TIP 3: Composing Action Shots
Most action happens too quickly to allow you to carefully compose each image and check the background for distractions. But you can check the background (and lighting) before the subject arrives, and move to a different spot if background or light aren't good.

Check the background and lighting before the subject arrives. If the background is distracting, or the lighting unattractive, try to find a new spot to set up.
Photo by Karel Kramer/Dirt Rider Magazine

Focus Points
While it's easier to keep a camera's wide, multi-point AF area on a moving subject, most AF SLRs will respond more quickly if you use only the central focusing point. If your camera doesn't seem to respond quickly enough with action subjects, try using single-point AF instead of multi-point AF.

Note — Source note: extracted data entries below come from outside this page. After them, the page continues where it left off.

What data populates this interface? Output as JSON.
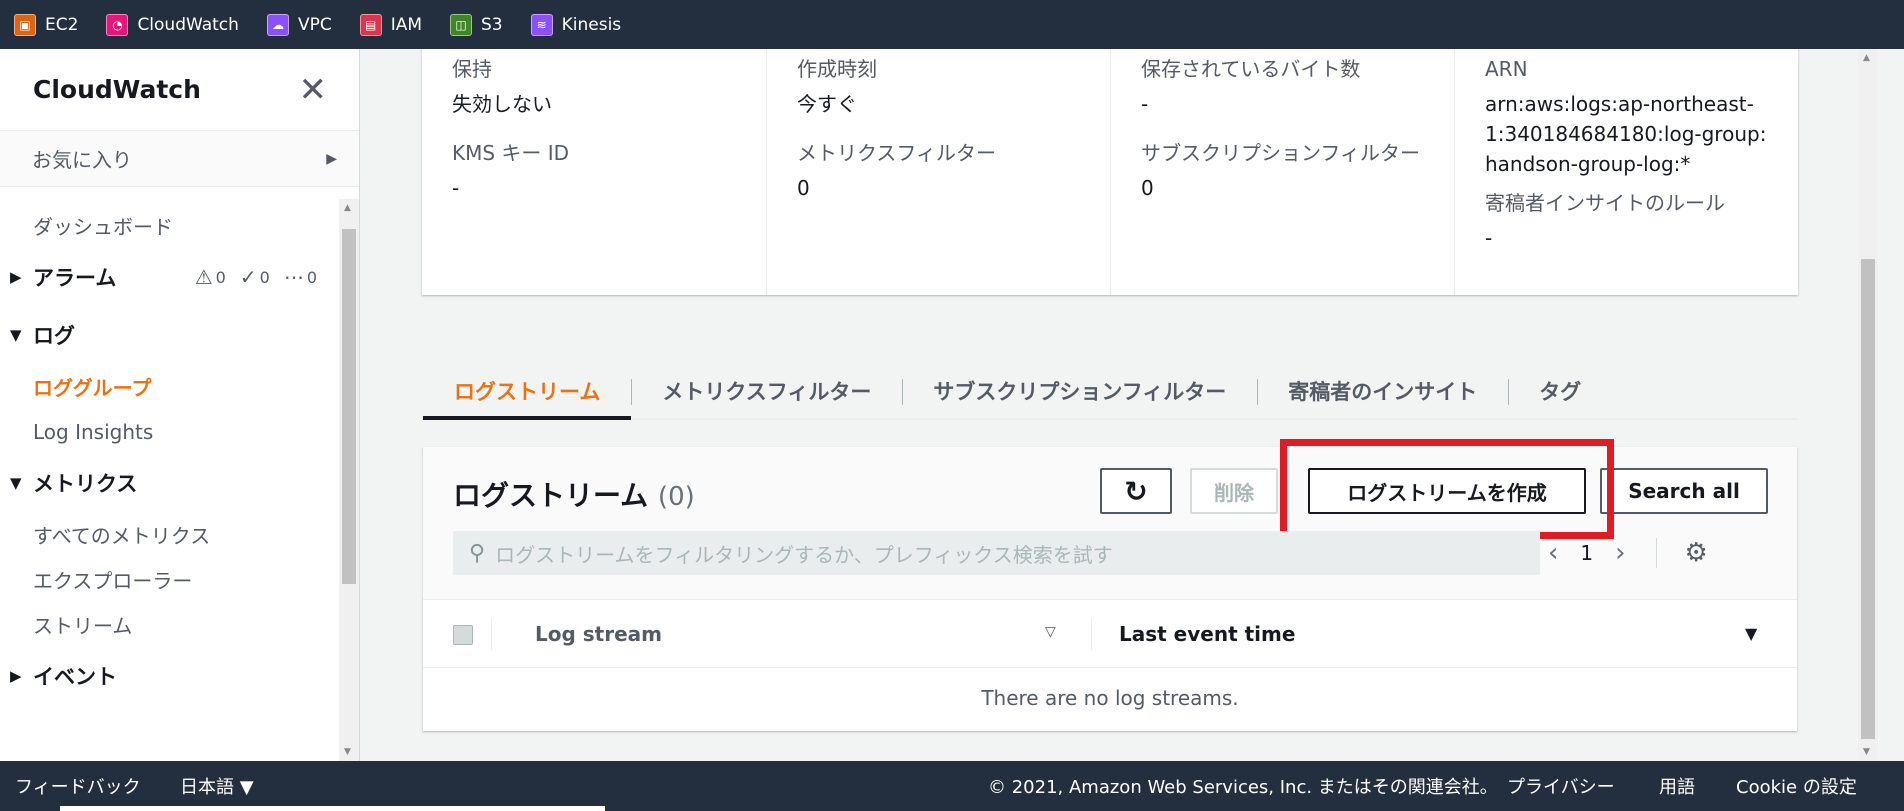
{
  "topbar": {
    "services": [
      {
        "label": "EC2",
        "icon": "ec2-icon",
        "color": "#d86613"
      },
      {
        "label": "CloudWatch",
        "icon": "cloudwatch-icon",
        "color": "#e7157b"
      },
      {
        "label": "VPC",
        "icon": "vpc-icon",
        "color": "#8c4fff"
      },
      {
        "label": "IAM",
        "icon": "iam-icon",
        "color": "#dd344c"
      },
      {
        "label": "S3",
        "icon": "s3-icon",
        "color": "#3f8624"
      },
      {
        "label": "Kinesis",
        "icon": "kinesis-icon",
        "color": "#8c4fff"
      }
    ]
  },
  "sidebar": {
    "title": "CloudWatch",
    "favorites": "お気に入り",
    "dashboard": "ダッシュボード",
    "alarms": {
      "label": "アラーム",
      "alarm_count": "0",
      "ok_count": "0",
      "insufficient_count": "0"
    },
    "logs": {
      "label": "ログ",
      "items": [
        "ロググループ",
        "Log Insights"
      ]
    },
    "metrics": {
      "label": "メトリクス",
      "items": [
        "すべてのメトリクス",
        "エクスプローラー",
        "ストリーム"
      ]
    },
    "events": {
      "label": "イベント"
    }
  },
  "details": {
    "retention": {
      "label": "保持",
      "value": "失効しない"
    },
    "kms": {
      "label": "KMS キー ID",
      "value": "-"
    },
    "created": {
      "label": "作成時刻",
      "value": "今すぐ"
    },
    "metric_filters": {
      "label": "メトリクスフィルター",
      "value": "0"
    },
    "stored_bytes": {
      "label": "保存されているバイト数",
      "value": "-"
    },
    "subscription_filters": {
      "label": "サブスクリプションフィルター",
      "value": "0"
    },
    "arn": {
      "label": "ARN",
      "value": "arn:aws:logs:ap-northeast-1:340184684180:log-group:handson-group-log:*"
    },
    "contributor_rules": {
      "label": "寄稿者インサイトのルール",
      "value": "-"
    }
  },
  "tabs": [
    "ログストリーム",
    "メトリクスフィルター",
    "サブスクリプションフィルター",
    "寄稿者のインサイト",
    "タグ"
  ],
  "panel": {
    "title": "ログストリーム",
    "count": "(0)",
    "delete_label": "削除",
    "create_label": "ログストリームを作成",
    "search_all_label": "Search all",
    "search_placeholder": "ログストリームをフィルタリングするか、プレフィックス検索を試す",
    "page": "1",
    "col_log_stream": "Log stream",
    "col_last_event": "Last event time",
    "empty_text": "There are no log streams."
  },
  "footer": {
    "feedback": "フィードバック",
    "language": "日本語 ▼",
    "copyright": "© 2021, Amazon Web Services, Inc. またはその関連会社。",
    "privacy": "プライバシー",
    "terms": "用語",
    "cookies": "Cookie の設定"
  },
  "colors": {
    "accent": "#ec7211",
    "nav_bg": "#232f3e",
    "highlight": "#e01b24"
  }
}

Swallows are very tough subjects: Not only are they fast, they're also erratic as they pursue tiny flying insects. This "mirror image" occurred when a swallow flew near the water surface, which glowed with sunrise color. Exposing for the color and letting the bird go silhouette also provided a faster shutter speed--all the better to catch a sharp image.

If you know the subject will pass a specific point, such as second base at a baseball game with an expert base-stealer on first, you can prefocus manually on that point, and thus be ready to shoot as the subject arrives. This eliminates the time consumed by (and possible inaccuracy of) autofocusing.

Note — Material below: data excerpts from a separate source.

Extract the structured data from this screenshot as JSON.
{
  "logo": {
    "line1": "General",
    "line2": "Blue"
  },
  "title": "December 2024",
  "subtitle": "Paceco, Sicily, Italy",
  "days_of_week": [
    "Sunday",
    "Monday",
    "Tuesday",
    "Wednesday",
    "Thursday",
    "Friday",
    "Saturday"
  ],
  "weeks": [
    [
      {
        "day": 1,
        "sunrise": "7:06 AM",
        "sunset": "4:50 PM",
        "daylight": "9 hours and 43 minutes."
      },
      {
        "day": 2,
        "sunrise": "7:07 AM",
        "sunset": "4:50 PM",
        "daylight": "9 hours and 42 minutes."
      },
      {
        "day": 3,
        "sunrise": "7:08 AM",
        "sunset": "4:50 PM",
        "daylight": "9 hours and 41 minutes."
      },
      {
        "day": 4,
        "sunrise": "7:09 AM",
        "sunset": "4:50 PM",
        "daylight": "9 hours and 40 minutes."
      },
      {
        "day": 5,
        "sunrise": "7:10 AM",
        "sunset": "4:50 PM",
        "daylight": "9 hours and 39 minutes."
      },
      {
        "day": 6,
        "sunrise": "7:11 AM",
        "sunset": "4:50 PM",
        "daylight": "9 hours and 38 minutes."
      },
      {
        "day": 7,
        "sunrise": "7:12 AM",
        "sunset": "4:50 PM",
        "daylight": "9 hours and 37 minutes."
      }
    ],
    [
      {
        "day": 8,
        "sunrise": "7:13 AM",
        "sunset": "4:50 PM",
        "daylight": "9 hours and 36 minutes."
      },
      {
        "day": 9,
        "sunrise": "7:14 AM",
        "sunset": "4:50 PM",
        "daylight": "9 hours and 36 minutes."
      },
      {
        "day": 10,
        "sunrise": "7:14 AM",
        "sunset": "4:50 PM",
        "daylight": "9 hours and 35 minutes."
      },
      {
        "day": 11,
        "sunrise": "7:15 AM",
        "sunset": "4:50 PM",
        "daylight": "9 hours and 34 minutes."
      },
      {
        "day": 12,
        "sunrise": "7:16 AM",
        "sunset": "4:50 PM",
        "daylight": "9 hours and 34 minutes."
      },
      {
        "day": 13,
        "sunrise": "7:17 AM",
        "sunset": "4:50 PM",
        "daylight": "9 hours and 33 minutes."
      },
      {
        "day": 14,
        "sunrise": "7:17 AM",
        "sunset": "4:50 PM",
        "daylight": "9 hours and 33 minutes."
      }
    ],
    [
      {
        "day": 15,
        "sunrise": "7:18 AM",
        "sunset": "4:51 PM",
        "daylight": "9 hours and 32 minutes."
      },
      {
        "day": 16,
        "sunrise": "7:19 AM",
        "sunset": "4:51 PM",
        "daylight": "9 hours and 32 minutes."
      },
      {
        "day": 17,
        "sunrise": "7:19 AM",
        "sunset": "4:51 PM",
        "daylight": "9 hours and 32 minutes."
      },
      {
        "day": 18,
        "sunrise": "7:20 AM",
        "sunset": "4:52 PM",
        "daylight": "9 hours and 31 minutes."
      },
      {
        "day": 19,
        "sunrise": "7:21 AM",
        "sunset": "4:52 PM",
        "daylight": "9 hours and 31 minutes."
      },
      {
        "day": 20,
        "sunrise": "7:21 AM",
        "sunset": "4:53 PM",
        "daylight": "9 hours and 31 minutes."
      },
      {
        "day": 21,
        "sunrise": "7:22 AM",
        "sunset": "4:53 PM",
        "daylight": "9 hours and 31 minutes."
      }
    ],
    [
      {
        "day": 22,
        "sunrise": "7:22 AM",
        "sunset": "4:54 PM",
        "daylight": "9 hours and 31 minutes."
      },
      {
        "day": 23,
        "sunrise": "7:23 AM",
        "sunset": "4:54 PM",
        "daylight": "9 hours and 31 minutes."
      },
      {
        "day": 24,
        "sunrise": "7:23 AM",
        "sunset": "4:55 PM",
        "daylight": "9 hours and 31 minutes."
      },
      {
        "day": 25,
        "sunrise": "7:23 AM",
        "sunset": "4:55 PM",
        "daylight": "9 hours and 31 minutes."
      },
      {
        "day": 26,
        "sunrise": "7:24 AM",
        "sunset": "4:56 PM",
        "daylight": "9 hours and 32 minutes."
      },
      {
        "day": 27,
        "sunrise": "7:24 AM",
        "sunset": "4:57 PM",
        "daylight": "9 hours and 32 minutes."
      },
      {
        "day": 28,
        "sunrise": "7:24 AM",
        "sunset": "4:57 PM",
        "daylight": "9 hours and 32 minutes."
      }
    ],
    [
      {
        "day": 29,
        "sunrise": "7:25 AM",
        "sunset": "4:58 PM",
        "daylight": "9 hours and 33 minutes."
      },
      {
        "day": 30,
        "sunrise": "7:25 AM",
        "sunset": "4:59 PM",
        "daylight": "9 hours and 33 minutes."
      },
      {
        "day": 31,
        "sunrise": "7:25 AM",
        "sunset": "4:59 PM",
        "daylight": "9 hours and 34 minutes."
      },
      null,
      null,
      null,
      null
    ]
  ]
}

With moving subjects, it's generally preferable to leave some room in the image ahead of the subject, so it appears to be moving into the picture rather than out of it.

Continuous Drive
Continuous advance (continuous drive with digital SLRs) lets you shoot a series of exposures at one touch of the shutter button. This can yield nice action sequences, but also use up lots of film rather quickly--a big advantage to digital cameras here. Bear in mind that with many AF SLRs, only the first image or two of a moving-subject sequence will be really sharp, so it's probably best to stick to 2-5-frame bursts.

Camera Lag
There is a brief lag between the moment you fully depress the shutter button to take a shot, and the moment the camera actually makes the exposure. With pro action cameras, this lag is very brief, but it's there nonetheless. You have to develop a feel for your camera's lag if you want to get great action photos. And that just takes some practice.